B) To delete a file or directory, you have to check if they exist, then delete them if they do.

I thought I had to do this, but thanks to your code examples, it seems like I can just use the correct one on Windows and always use FileInfo for symlinks on Unix as long as I don't need to check Exists (this will result in a nice performance boost for symlinks since I don't have to check it constantly 😁).

C) To check if a symlink exists, we should just need to use File.Exists or FileInfo.Exists, independently of the target.

Yes, the directory ones should also always return whether the link exists or not too IMO since the symlinks can be returned as a DirectoryInfo, or be listed in EnumerateDirectories (I think). ie. what I'm suggesting is possibly that File.Exists, FileInfo.Exists, Directory.Exists and DirectoryInfo.Exists could just return true if it's a symlink that exists on Unix - but this could be avoided with the API suggestion above (assuming the API is also on DirectoryInfo).
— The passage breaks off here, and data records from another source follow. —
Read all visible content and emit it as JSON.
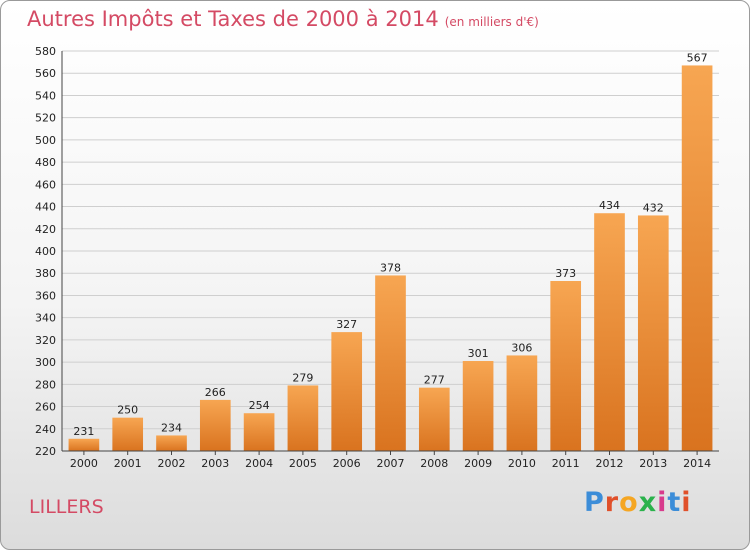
{
  "header": {
    "title": "Autres Impôts et Taxes de 2000 à 2014",
    "unit": "(en milliers d'€)"
  },
  "footer": {
    "city": "LILLERS",
    "logo": "Proxiti"
  },
  "colors": {
    "title": "#d44a64",
    "bar_light": "#f7a652",
    "bar_dark": "#d9731f",
    "logo_letters": [
      "#3c8dd8",
      "#e0502a",
      "#f5a623",
      "#2bb24c",
      "#d83b8c",
      "#3c8dd8",
      "#e0502a"
    ]
  },
  "chart_data": {
    "type": "bar",
    "categories": [
      "2000",
      "2001",
      "2002",
      "2003",
      "2004",
      "2005",
      "2006",
      "2007",
      "2008",
      "2009",
      "2010",
      "2011",
      "2012",
      "2013",
      "2014"
    ],
    "values": [
      231,
      250,
      234,
      266,
      254,
      279,
      327,
      378,
      277,
      301,
      306,
      373,
      434,
      432,
      567
    ],
    "title": "Autres Impôts et Taxes de 2000 à 2014",
    "xlabel": "",
    "ylabel": "",
    "ylim": [
      220,
      580
    ],
    "yticks": [
      220,
      240,
      260,
      280,
      300,
      320,
      340,
      360,
      380,
      400,
      420,
      440,
      460,
      480,
      500,
      520,
      540,
      560,
      580
    ],
    "grid": true,
    "data_labels": true
  }
}
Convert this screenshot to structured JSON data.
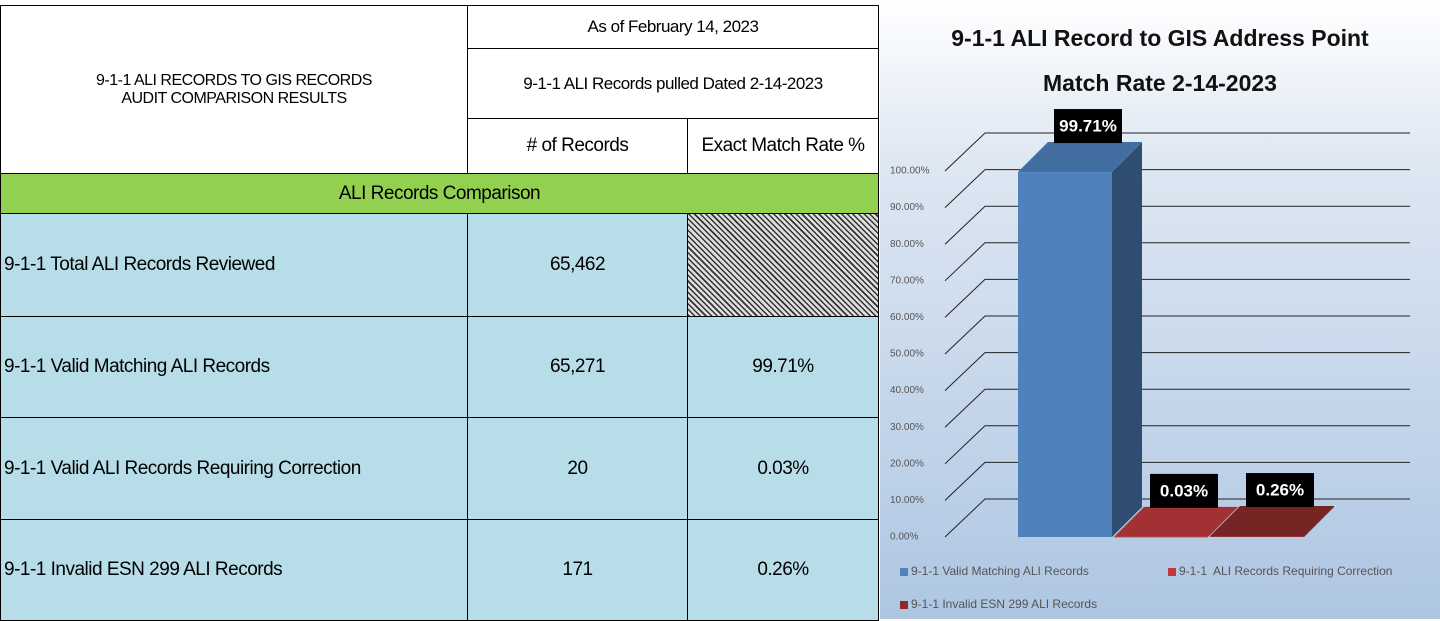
{
  "header": {
    "title": [
      "9-1-1 ALI RECORDS TO GIS RECORDS",
      "AUDIT COMPARISON RESULTS"
    ],
    "date": "As of February 14, 2023",
    "pulled": "9-1-1 ALI Records pulled Dated 2-14-2023",
    "columns": [
      "# of Records",
      "Exact Match Rate %"
    ]
  },
  "table": {
    "section": "ALI Records Comparison",
    "rows": [
      {
        "label": "9-1-1 Total ALI Records Reviewed",
        "records": "65,462"
      },
      {
        "label": "9-1-1 Valid Matching ALI Records",
        "records": "65,271",
        "rate": "99.71%"
      },
      {
        "label": "9-1-1 Valid ALI Records Requiring Correction",
        "records": "20",
        "rate": "0.03%"
      },
      {
        "label": "9-1-1 Invalid ESN 299 ALI Records",
        "records": "171",
        "rate": "0.26%"
      }
    ]
  },
  "chart_data": {
    "type": "bar",
    "title": [
      "9-1-1 ALI Record to GIS Address Point",
      "Match Rate 2-14-2023"
    ],
    "series": [
      {
        "name": "9-1-1 Valid Matching ALI Records",
        "color": "#4f81bd",
        "values": [
          99.71
        ],
        "value_labels": [
          "99.71%"
        ]
      },
      {
        "name": "9-1-1  ALI Records Requiring Correction",
        "color": "#c0393b",
        "values": [
          0.03
        ],
        "value_labels": [
          "0.03%"
        ]
      },
      {
        "name": "9-1-1 Invalid ESN 299 ALI Records",
        "color": "#8b2a2a",
        "values": [
          0.26
        ],
        "value_labels": [
          "0.26%"
        ]
      }
    ],
    "ylim": [
      0,
      100
    ],
    "yticks": [
      {
        "value": 0,
        "label": "0.00%"
      },
      {
        "value": 10,
        "label": "10.00%"
      },
      {
        "value": 20,
        "label": "20.00%"
      },
      {
        "value": 30,
        "label": "30.00%"
      },
      {
        "value": 40,
        "label": "40.00%"
      },
      {
        "value": 50,
        "label": "50.00%"
      },
      {
        "value": 60,
        "label": "60.00%"
      },
      {
        "value": 70,
        "label": "70.00%"
      },
      {
        "value": 80,
        "label": "80.00%"
      },
      {
        "value": 90,
        "label": "90.00%"
      },
      {
        "value": 100,
        "label": "100.00%"
      }
    ],
    "grid": true
  }
}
hamarb123 commented 2 years ago

In my project, I'm now using FileInfo for all my symlinks and it works well. The only issue is obviously the Exists check, luckily in most of my code existence is assumed and exceptions are all handled, so there were only a few cases where I had to update that logic. I do still think that Exists should be changed/added to though.